Kukecup keningnya untuk menenangkan hatinya, kucium bibir mungilnya, kemudian kuciumi leher indahnya, kutelusuri, kujilati lehernya sampai bersih. Ciumanku perlahan beranjak turun ke bawah, kucium buah dadanya satu persatu, baru kemudian kutelusuri buah dada indah itu dari atas memutar ke bawah, hingga akhirnya sampai ke puting susunya yang sudah sangat keras itu. Kujilat puting susunya perlahan, baru kemudian kuhisap-hisap bagai anak kecil menyusu ke ibunya. Poppy memejamkan kedua matanya, seluruh badan Poppy tampak mengejang terutama ketika lidahku mengenai puting susunya.
Nafsuku sudah tak tertahankan lagi, ingin rasanya aku menelanjanginya, dan kemudian menidurinya, “Tapi itu mustahil”, batinku dalam hati. Sementara mulutku bermain di buah dadanya, tanganku tak mau kalah, mulai meraba-raba paha putih Poppy dari bawah bergerak perlahan ke atas, kusingkap rok mini yang dipakainya sedikit ke atas, paha indah itu semakin tampak jelas dihiasi bulu-bulu halus, tanganku terus bergerak ke atas hampir sampai ke pangkal pahanya, terasa semakin hangat dan halus. Tiba-tiba tangan Poppy memegang tanganku yang tinggal beberapa centimeter saja mengenai kemaluannya.
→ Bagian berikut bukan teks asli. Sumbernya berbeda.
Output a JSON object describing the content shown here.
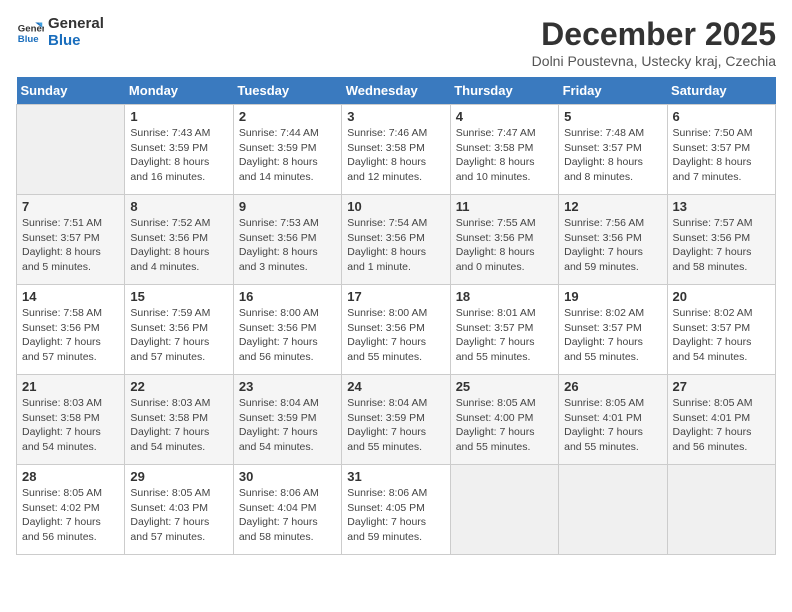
{
  "logo": {
    "line1": "General",
    "line2": "Blue"
  },
  "title": "December 2025",
  "subtitle": "Dolni Poustevna, Ustecky kraj, Czechia",
  "days_of_week": [
    "Sunday",
    "Monday",
    "Tuesday",
    "Wednesday",
    "Thursday",
    "Friday",
    "Saturday"
  ],
  "weeks": [
    [
      {
        "day": "",
        "info": ""
      },
      {
        "day": "1",
        "info": "Sunrise: 7:43 AM\nSunset: 3:59 PM\nDaylight: 8 hours\nand 16 minutes."
      },
      {
        "day": "2",
        "info": "Sunrise: 7:44 AM\nSunset: 3:59 PM\nDaylight: 8 hours\nand 14 minutes."
      },
      {
        "day": "3",
        "info": "Sunrise: 7:46 AM\nSunset: 3:58 PM\nDaylight: 8 hours\nand 12 minutes."
      },
      {
        "day": "4",
        "info": "Sunrise: 7:47 AM\nSunset: 3:58 PM\nDaylight: 8 hours\nand 10 minutes."
      },
      {
        "day": "5",
        "info": "Sunrise: 7:48 AM\nSunset: 3:57 PM\nDaylight: 8 hours\nand 8 minutes."
      },
      {
        "day": "6",
        "info": "Sunrise: 7:50 AM\nSunset: 3:57 PM\nDaylight: 8 hours\nand 7 minutes."
      }
    ],
    [
      {
        "day": "7",
        "info": "Sunrise: 7:51 AM\nSunset: 3:57 PM\nDaylight: 8 hours\nand 5 minutes."
      },
      {
        "day": "8",
        "info": "Sunrise: 7:52 AM\nSunset: 3:56 PM\nDaylight: 8 hours\nand 4 minutes."
      },
      {
        "day": "9",
        "info": "Sunrise: 7:53 AM\nSunset: 3:56 PM\nDaylight: 8 hours\nand 3 minutes."
      },
      {
        "day": "10",
        "info": "Sunrise: 7:54 AM\nSunset: 3:56 PM\nDaylight: 8 hours\nand 1 minute."
      },
      {
        "day": "11",
        "info": "Sunrise: 7:55 AM\nSunset: 3:56 PM\nDaylight: 8 hours\nand 0 minutes."
      },
      {
        "day": "12",
        "info": "Sunrise: 7:56 AM\nSunset: 3:56 PM\nDaylight: 7 hours\nand 59 minutes."
      },
      {
        "day": "13",
        "info": "Sunrise: 7:57 AM\nSunset: 3:56 PM\nDaylight: 7 hours\nand 58 minutes."
      }
    ],
    [
      {
        "day": "14",
        "info": "Sunrise: 7:58 AM\nSunset: 3:56 PM\nDaylight: 7 hours\nand 57 minutes."
      },
      {
        "day": "15",
        "info": "Sunrise: 7:59 AM\nSunset: 3:56 PM\nDaylight: 7 hours\nand 57 minutes."
      },
      {
        "day": "16",
        "info": "Sunrise: 8:00 AM\nSunset: 3:56 PM\nDaylight: 7 hours\nand 56 minutes."
      },
      {
        "day": "17",
        "info": "Sunrise: 8:00 AM\nSunset: 3:56 PM\nDaylight: 7 hours\nand 55 minutes."
      },
      {
        "day": "18",
        "info": "Sunrise: 8:01 AM\nSunset: 3:57 PM\nDaylight: 7 hours\nand 55 minutes."
      },
      {
        "day": "19",
        "info": "Sunrise: 8:02 AM\nSunset: 3:57 PM\nDaylight: 7 hours\nand 55 minutes."
      },
      {
        "day": "20",
        "info": "Sunrise: 8:02 AM\nSunset: 3:57 PM\nDaylight: 7 hours\nand 54 minutes."
      }
    ],
    [
      {
        "day": "21",
        "info": "Sunrise: 8:03 AM\nSunset: 3:58 PM\nDaylight: 7 hours\nand 54 minutes."
      },
      {
        "day": "22",
        "info": "Sunrise: 8:03 AM\nSunset: 3:58 PM\nDaylight: 7 hours\nand 54 minutes."
      },
      {
        "day": "23",
        "info": "Sunrise: 8:04 AM\nSunset: 3:59 PM\nDaylight: 7 hours\nand 54 minutes."
      },
      {
        "day": "24",
        "info": "Sunrise: 8:04 AM\nSunset: 3:59 PM\nDaylight: 7 hours\nand 55 minutes."
      },
      {
        "day": "25",
        "info": "Sunrise: 8:05 AM\nSunset: 4:00 PM\nDaylight: 7 hours\nand 55 minutes."
      },
      {
        "day": "26",
        "info": "Sunrise: 8:05 AM\nSunset: 4:01 PM\nDaylight: 7 hours\nand 55 minutes."
      },
      {
        "day": "27",
        "info": "Sunrise: 8:05 AM\nSunset: 4:01 PM\nDaylight: 7 hours\nand 56 minutes."
      }
    ],
    [
      {
        "day": "28",
        "info": "Sunrise: 8:05 AM\nSunset: 4:02 PM\nDaylight: 7 hours\nand 56 minutes."
      },
      {
        "day": "29",
        "info": "Sunrise: 8:05 AM\nSunset: 4:03 PM\nDaylight: 7 hours\nand 57 minutes."
      },
      {
        "day": "30",
        "info": "Sunrise: 8:06 AM\nSunset: 4:04 PM\nDaylight: 7 hours\nand 58 minutes."
      },
      {
        "day": "31",
        "info": "Sunrise: 8:06 AM\nSunset: 4:05 PM\nDaylight: 7 hours\nand 59 minutes."
      },
      {
        "day": "",
        "info": ""
      },
      {
        "day": "",
        "info": ""
      },
      {
        "day": "",
        "info": ""
      }
    ]
  ]
}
“Ka…. ka…, nanti saja ya”, ujar Poppy.
“Disini nggak aman”, ujar Poppy lagi.
Aku pun menurunkan tanganku. Tak terasa jam sudah menunjukkan pukul 01.30 malam. Di sini aku dihadapkan pada 2 pilihan, di satu sisi aku merasa bahwa kesempatan ini tidak boleh disia-siakan, namun di sisi lain aku merasa kasihan pada Poppy yang besok pagi harus mengikuti ujian EBTANAS. Akhirnya kuputuskan untuk mengakhiri permainan ini. “Toh besok aku masih menginap di rumah ini, sudah barang tentu kesempatan pun akan lebih banyak”, pikirku dalam hati. Akhirnya Poppy pun kusuruh untuk beristirahat, aku pun beranjak ke kamar Mas Doddy, namun sampai subuh aku tak dapat tidur, pikiranku terus melayang pada kejadian yang baru saja terjadi antara kami berdua, “Besok aku harus mendapatkan yang lebih”, batinku dalam hati.